Хильда обиженно вскинулась:
— Тебе не нравится?
— Не слишком ли пышно? Собеседники должны смотреть друг другу в глаза. Как можно разговаривать, не видя человека за букетом?
— Все бы вам чесать языком.
— Для этого и устраивают званые ужины. Да и запах очень резкий. Лучше вдыхать аромат вина и еды. Розы на столе путают все чувства.
В голосе женщины прозвучала раздраженная нота, которую со дня ухода Филиппы супруг слышал все чаше.
— Ничем-то я угодить не могу.
— Угодить? Кому именно?
— Тебе, а то кому же. Зачем только женился, спрашивается?
Как только слова сорвались с языка, Хильда в испуге раскрыла глаза, словно ляпнула что-то непоправимое, о чем оба давно размышляли, но боялись высказать вслух. Морис поднял одну из роз — поникшая головка печально легла ему на ладонь — и ледяным тоном промолвил:
— Я женился, потому что потерял из-за тебя голову и верил: мы будем счастливы вместе. Если тебя что-то не устраивает, скажи прямо, в чем дело.
Удивительно, как фальшиво звучит иногда чистая правда. А ведь можно было просто сказать: «Я полюбил тебя». Но врать не хотелось. Женщина пробормотала:
— Не надо со мной говорить, как со своей студенткой. Знаю, ты считаешь меня дурой, но я как-нибудь обойдусь без твоего снисхождения.
Морис промолчал, глядя, как Хильда безуспешно сует последний цветок в граненую чашу, обдирая стебель 6 спутанную проволоку. Перегруженный букет опрокинулся, металлические завитки выпали на стол, заплескав его водой, усеяв пыльцой и лепестками. Женщина глухо простонала и принялась подтирать лужи носовым платком.
— Знаю, по-твоему, это я виновата, что Филиппа ушла. Так ведь? Что, мол, за жена: ни своих не сумела принести, ни эту дома не удержала!
— Ты говоришь ерунду, и тебе это отлично известно. Я мог бы остановить Филиппу, но не любой же ценой. Она должна сама вернуться к реальности.

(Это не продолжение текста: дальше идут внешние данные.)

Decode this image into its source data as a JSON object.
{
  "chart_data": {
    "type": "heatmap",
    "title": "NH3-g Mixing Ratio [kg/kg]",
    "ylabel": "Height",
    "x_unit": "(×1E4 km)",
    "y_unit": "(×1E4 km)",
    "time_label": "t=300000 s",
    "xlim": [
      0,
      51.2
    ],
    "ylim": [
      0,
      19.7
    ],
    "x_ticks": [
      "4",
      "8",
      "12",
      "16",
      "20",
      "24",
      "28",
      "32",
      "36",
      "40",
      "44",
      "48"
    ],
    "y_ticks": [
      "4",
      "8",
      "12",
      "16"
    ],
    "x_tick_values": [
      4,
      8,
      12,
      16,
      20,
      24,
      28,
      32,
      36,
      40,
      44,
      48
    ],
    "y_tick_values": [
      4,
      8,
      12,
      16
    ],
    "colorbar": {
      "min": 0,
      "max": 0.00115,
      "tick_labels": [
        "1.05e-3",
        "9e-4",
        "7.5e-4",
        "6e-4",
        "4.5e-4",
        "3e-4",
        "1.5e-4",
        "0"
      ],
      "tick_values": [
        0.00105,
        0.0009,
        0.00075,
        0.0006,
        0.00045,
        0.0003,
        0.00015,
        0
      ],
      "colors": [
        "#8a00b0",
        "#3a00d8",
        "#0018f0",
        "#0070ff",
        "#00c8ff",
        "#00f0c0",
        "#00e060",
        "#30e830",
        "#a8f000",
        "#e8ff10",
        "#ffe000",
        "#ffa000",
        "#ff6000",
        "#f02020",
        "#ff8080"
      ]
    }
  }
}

Хильда склонила голову и прошептала так, что Морис еле расслышал последние слова:
— Все обернулось бы по-другому, роди я тебе ребеночка.
Мужчина ощутил укол жалости — кратковременный, однако на миг затмивший его разум — и неожиданно для себя выпалил:
— Да, кстати, забыл сказать. На той неделе я был у доктора Паттерсона — ничего особенного, обычная консультация, — так вот, он изучил мою карточку и в принципе подтвердил мои подозрения. Помнишь, два года назад мы ходили по врачам… В общем, это я бесплоден. Ты здесь ни при чем.
Хильда изумленно уставилась на него, забыв о розах.
— А как же твой Орландо?
— Он тоже ни при чем, — оборвал ее муж. — Все случилось после его рождения. Примерно в шесть недель мальчик перенес свинку, и доктор считает, что я заразился… Такое бывает сплошь и рядом. Ничего не поделаешь.